The Infrastructure Investment and Jobs Act: Utility Implications
In November 2021, President Biden signed the $1.2 trillion Infrastructure Investment and Jobs act into law. The legislation, which will fuel a wave of new infrastructure construction across the United States, has some big implications for utility stakeholders across the country.
In this post, we’ll touch on a few points:
- The 2021 Infrastructure Investment and Jobs Act and its impact on Texas
- What are some specific challenges for utility coordination in Texas?
- How can utility mapping help set large infrastructure projects up for success?
What’s in the infrastructure act? How does it affect Texas?
The 2021 Infrastructure Investment and Jobs act includes major investments for nearly every sector of American infrastructure. In the transportation sector, major funding is headed to repair and develop highways, bridges, rail, aviation, and inland waterway infrastructure.
In the environmental and water sector, the act funnels funding to new renewable energy development, new and improved water infrastructure, as well as $5 billion to develop thousands of electric vehicles charging stations around the country.
In the energy sector, the bill pours resources into strengthening the energy grid, with $65 billion dollars going towards modernizing electric grids across the country. And in the broadband sector, the bill directs funding to expand broadband access throughout the country—especially in previously underserved rural areas.
As this funding begins to flow across the country, it stands to have a huge impact on the construction and infrastructure industries—and of course on utility stakeholders.
Texas, as the state with the fastest growing population in the country, is slated to gain over $35 billion of much needed investment over the next five years from the infrastructure bill. According to the Texas branch of the ASCE, Texas infrastructure is in serious need of an upgrade.
According to the White House, the federal Infrastructure Investment and Jobs act included $2.9 billion for water infrastructure in Texas, as well as $27 billion for federal-aid highway programs and $500+ million for investments in bridges.
The act will also direct several billion dollars towards the ongoing effort to weatherize Texas’ electrical grid—which suffered a catastrophic failure following severe winter weather in February 2021.
While the exact timing is uncertain, this funding should begin flowing into the Texas infrastructure sector in the coming few years. The Texas DOT suggested that, in addition to new funded projects, the increased federal funding could allow the DOT to move up certain projects outlined in its existing 10-year plan.
What are some specific challenges for utility coordination in Texas?
With the coming surge of new infrastructure construction, utility coordination will be more important than ever. As one of the centers of the American energy industry, Texas can be a particularly challenging state for stakeholders setting a utility strategy for their projects.

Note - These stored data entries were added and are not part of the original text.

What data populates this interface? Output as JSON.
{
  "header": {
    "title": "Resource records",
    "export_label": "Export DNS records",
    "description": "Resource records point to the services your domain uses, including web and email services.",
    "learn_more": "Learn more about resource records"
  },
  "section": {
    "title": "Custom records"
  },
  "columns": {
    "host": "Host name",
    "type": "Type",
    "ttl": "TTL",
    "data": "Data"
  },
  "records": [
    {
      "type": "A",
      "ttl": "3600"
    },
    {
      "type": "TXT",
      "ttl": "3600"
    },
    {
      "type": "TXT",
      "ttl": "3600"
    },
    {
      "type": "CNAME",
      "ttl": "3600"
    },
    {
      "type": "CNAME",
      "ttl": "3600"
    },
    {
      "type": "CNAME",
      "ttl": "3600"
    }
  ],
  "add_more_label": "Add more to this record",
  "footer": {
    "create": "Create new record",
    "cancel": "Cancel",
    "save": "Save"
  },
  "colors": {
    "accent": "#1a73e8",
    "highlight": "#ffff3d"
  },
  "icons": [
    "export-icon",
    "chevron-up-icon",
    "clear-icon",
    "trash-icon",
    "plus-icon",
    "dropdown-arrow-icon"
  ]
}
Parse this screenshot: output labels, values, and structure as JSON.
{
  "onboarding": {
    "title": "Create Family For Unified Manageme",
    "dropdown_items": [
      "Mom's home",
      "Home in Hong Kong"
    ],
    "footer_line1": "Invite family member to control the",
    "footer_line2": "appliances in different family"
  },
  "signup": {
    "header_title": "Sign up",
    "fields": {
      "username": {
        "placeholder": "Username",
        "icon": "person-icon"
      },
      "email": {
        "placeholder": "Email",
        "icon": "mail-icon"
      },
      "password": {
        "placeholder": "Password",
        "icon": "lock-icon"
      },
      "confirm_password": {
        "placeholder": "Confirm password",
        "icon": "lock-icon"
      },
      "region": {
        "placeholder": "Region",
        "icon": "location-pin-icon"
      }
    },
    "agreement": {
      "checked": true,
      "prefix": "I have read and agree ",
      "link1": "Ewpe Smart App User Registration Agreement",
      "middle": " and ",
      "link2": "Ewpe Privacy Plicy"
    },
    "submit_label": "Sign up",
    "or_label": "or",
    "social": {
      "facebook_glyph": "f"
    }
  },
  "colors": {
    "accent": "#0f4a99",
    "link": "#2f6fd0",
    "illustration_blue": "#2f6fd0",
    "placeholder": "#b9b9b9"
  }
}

According to the Texas Railroad Commission, Texas has over 480,000 miles of pipelines—1/6 of the entire US total. Many of these pipelines are unregistered and hard to find gathering lines, which can pose a special challenge.
While the Texas Railroad Commission is one of the largest and most organized regulatory commissions in the country, as-built data on pipelines across Texas still isn’t always reliable enough for the needs of project owners, general contractors, and engineers.
A second challenge for utility coordination stems from one of Texas’ strengths: its size and growing population. As one of the largest and fastest growing states in the country, the scope of Texas’ infrastructure networks—and the growing demands on it—mean that new construction at large scale is a constant. That can lead to a constantly changing infrastructure and subsurface landscape. Without accurate as-built data, these changes can make consistent utility record keeping difficult, and can quickly render existing data unreliable. For project owners and general contractors, that can create additional risk.
How can utility mapping set infrastructure projects up for success?
We’ve discussed on this blog at length how one of the central problems plaguing the construction and infrastructure industries is the lack of accurate and reliable as-built data. Throughout all stages of the project delivery cycle, project stakeholders are forced to make decisions based on incomplete and often inaccurate as-built data that doesn’t always reflect the subsurface reality. While in some states, like Colorado, new regulations ensure that as-built data is collected at a high-quality level, that’s not the case in most of the United States.
Subsurface utility mapping fills in the gaps left by as-built data, validating some data and often providing new insight into subsurface conditions that isn’t otherwise discoverable from existing records.
Utility mapping can give project owners, project managers, estimators and engineers a clear understanding of subsurface conditions from the earliest stages of a project. It can help all stakeholders avoid the potential for costly utility relocations, work delays, legal disputes, and dangerous utility strikes.
For large renewable projects, for example, accurate subsurface utility maps can help project owners and estimators understand the complexity and feasibility of different potential sites. And for highway and transportation projects at a large-scale, utility mapping can show project owners, general contractors, and engineers early on how utilities in the public Right of Way will influence their project.
Utility mapping can also play a role in the design and construction phases, and even help project owners, general contractors and engineers close out projects and create more accurate as-builts—helping ensure they get paid on time.
And of course, as these federal government funded pipelines, cables, and transmission lines begin going into the ground–all stakeholders are making an investment in the future by ensuring that as-built data is collected accurately and at a high standard.
Utility mapping can help them validate and catch changes between the design and the construction reality—creating a better as-built data set for future work.